Ethanol is a widely used and abused drug, but the molecular mechanisms that drive its acute behavioral effects are not understood. Ethanol exposure alters the behavior of invertebrates and mammals, suggesting the existence of conserved ethanol targets in the nervous system. Genetic studies of ethanol action on locomotion in C. elegans have identified Slo-1 as a potential target of ethanol action (Davies 2003 Cell 115:655). Slo-1 has been shown to encode a calcium-activated, large-conductance, potassium-selective channel called BKca. When the
slo-1 gene was deleted from neurons, the animals were resistant to ethanol concentrations up to 500 mM. Other genetic studies in mice and Drosophila have also identified the Gs-cAMP-PKA signaling system as an antagonist of ethanol action. Previous unpublished work in our laboratory had demonstrated that the S/T protein phosphatase, PP1 is required for the effects of ethanol on recombinant mammalian BKca activity. To further study the molecular mechanisms of Slo-1 potassium channel in response to ethanol in C. elegans, we have expressed the C. elegans
slo-1A gene in a heterologous system. It behaved like the mammalian ZERO isoform in that it was stimulated by PKA and inhibited by ethanol.
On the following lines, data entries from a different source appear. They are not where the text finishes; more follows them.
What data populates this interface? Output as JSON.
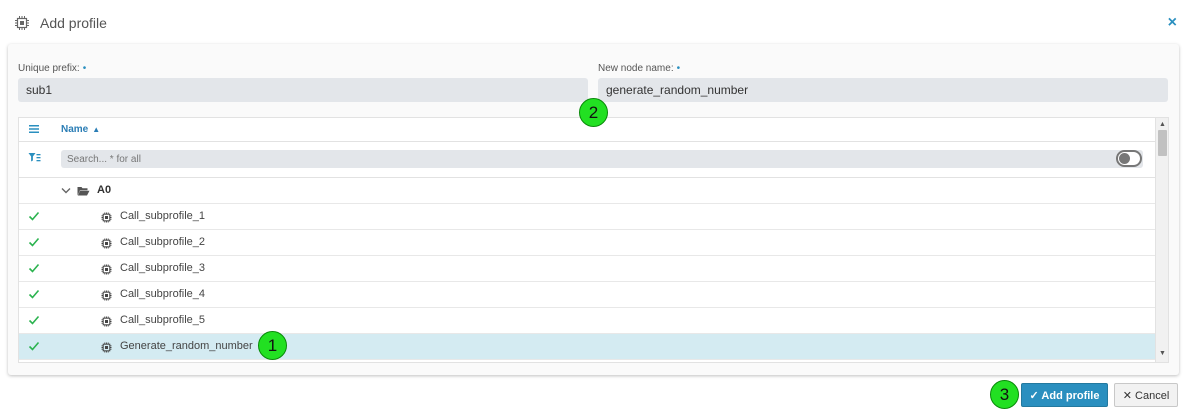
{
  "dialog": {
    "title": "Add profile",
    "close_glyph": "×"
  },
  "form": {
    "prefix_label": "Unique prefix:",
    "prefix_required": "•",
    "prefix_value": "sub1",
    "node_label": "New node name:",
    "node_required": "•",
    "node_value": "generate_random_number"
  },
  "grid": {
    "column_name": "Name",
    "sort_glyph": "▲",
    "search_placeholder": "Search... * for all",
    "group": {
      "label": "A0"
    },
    "rows": [
      {
        "label": "Call_subprofile_1",
        "checked": true,
        "selected": false
      },
      {
        "label": "Call_subprofile_2",
        "checked": true,
        "selected": false
      },
      {
        "label": "Call_subprofile_3",
        "checked": true,
        "selected": false
      },
      {
        "label": "Call_subprofile_4",
        "checked": true,
        "selected": false
      },
      {
        "label": "Call_subprofile_5",
        "checked": true,
        "selected": false
      },
      {
        "label": "Generate_random_number",
        "checked": true,
        "selected": true
      }
    ]
  },
  "annotations": [
    "1",
    "2",
    "3"
  ],
  "buttons": {
    "add_label": "Add profile",
    "cancel_label": "Cancel",
    "add_glyph": "✓",
    "cancel_glyph": "✕"
  },
  "colors": {
    "accent": "#2a8fbf",
    "check": "#2bb34f",
    "selected_row": "#d4ebf2",
    "badge": "#22e022"
  }
}
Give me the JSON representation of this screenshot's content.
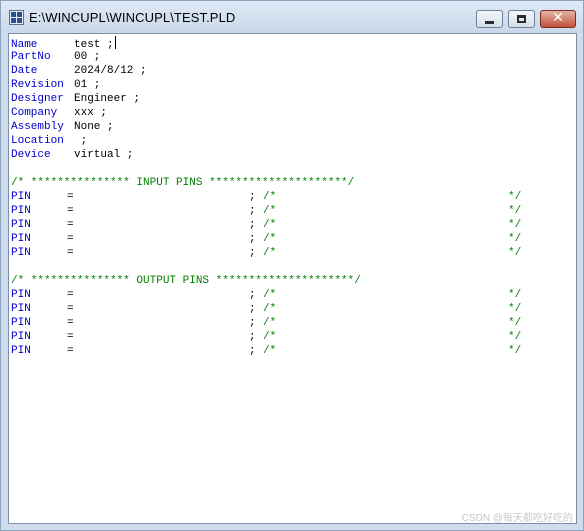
{
  "window": {
    "title": "E:\\WINCUPL\\WINCUPL\\TEST.PLD",
    "close_glyph": "✕"
  },
  "header_fields": [
    {
      "key": "Name",
      "value": "test ;"
    },
    {
      "key": "PartNo",
      "value": "00 ;"
    },
    {
      "key": "Date",
      "value": "2024/8/12 ;"
    },
    {
      "key": "Revision",
      "value": "01 ;"
    },
    {
      "key": "Designer",
      "value": "Engineer ;"
    },
    {
      "key": "Company",
      "value": "xxx ;"
    },
    {
      "key": "Assembly",
      "value": "None ;"
    },
    {
      "key": "Location",
      "value": " ;"
    },
    {
      "key": "Device",
      "value": "virtual ;"
    }
  ],
  "input_section": {
    "banner": "/* *************** INPUT PINS *********************/",
    "rows": [
      {
        "kw": "PIN",
        "eq": "=",
        "semi": ";",
        "c_open": "/*",
        "c_close": "*/"
      },
      {
        "kw": "PIN",
        "eq": "=",
        "semi": ";",
        "c_open": "/*",
        "c_close": "*/"
      },
      {
        "kw": "PIN",
        "eq": "=",
        "semi": ";",
        "c_open": "/*",
        "c_close": "*/"
      },
      {
        "kw": "PIN",
        "eq": "=",
        "semi": ";",
        "c_open": "/*",
        "c_close": "*/"
      },
      {
        "kw": "PIN",
        "eq": "=",
        "semi": ";",
        "c_open": "/*",
        "c_close": "*/"
      }
    ]
  },
  "output_section": {
    "banner": "/* *************** OUTPUT PINS *********************/",
    "rows": [
      {
        "kw": "PIN",
        "eq": "=",
        "semi": ";",
        "c_open": "/*",
        "c_close": "*/"
      },
      {
        "kw": "PIN",
        "eq": "=",
        "semi": ";",
        "c_open": "/*",
        "c_close": "*/"
      },
      {
        "kw": "PIN",
        "eq": "=",
        "semi": ";",
        "c_open": "/*",
        "c_close": "*/"
      },
      {
        "kw": "PIN",
        "eq": "=",
        "semi": ";",
        "c_open": "/*",
        "c_close": "*/"
      },
      {
        "kw": "PIN",
        "eq": "=",
        "semi": ";",
        "c_open": "/*",
        "c_close": "*/"
      }
    ]
  },
  "watermark": "CSDN @每天都吃好吃的",
  "colors": {
    "keyword": "#0000cc",
    "comment": "#008000",
    "text": "#000000"
  }
}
Motif Scan software identifies several putative PKA phosphorylation sites in the Slo-1A protein, and site-directed mutagenesis of S744 eliminated the response to ethanol. Although the effects of ethanol on wild type channel activity are significant, they are fairly small, ~37% change in peak current. Nevertheless, mutation of S744 had dramatic effects on the worms'' behavioral sensitivity to ethanol. As reported previously, the
slo-1 knockout animals were impervious to ethanol. However, expression of the wild type construct that we had characterized electrophysiologically fully restored the effect of alcohol on the worms'' locomotor activity. In contrast, the worms that express the mutant S744A
slo-1 protein remain impervious to ethanol. Similarly, inhibition of neuronal protein phosphatase 1 activity by overexpression of a mammalian inhibitor 2 protein made the worms impervious to ethanol at 500 mM, suggesting the PP1 activity is also important for ethanol response in C. elegans. Thus, we hypothesize that PP1 is the molecular target of ethanol in the brain and future studies will examine the mechanism of this effect and its relevance to other channels that are regulated by ethanol in the mammalian central nervous system.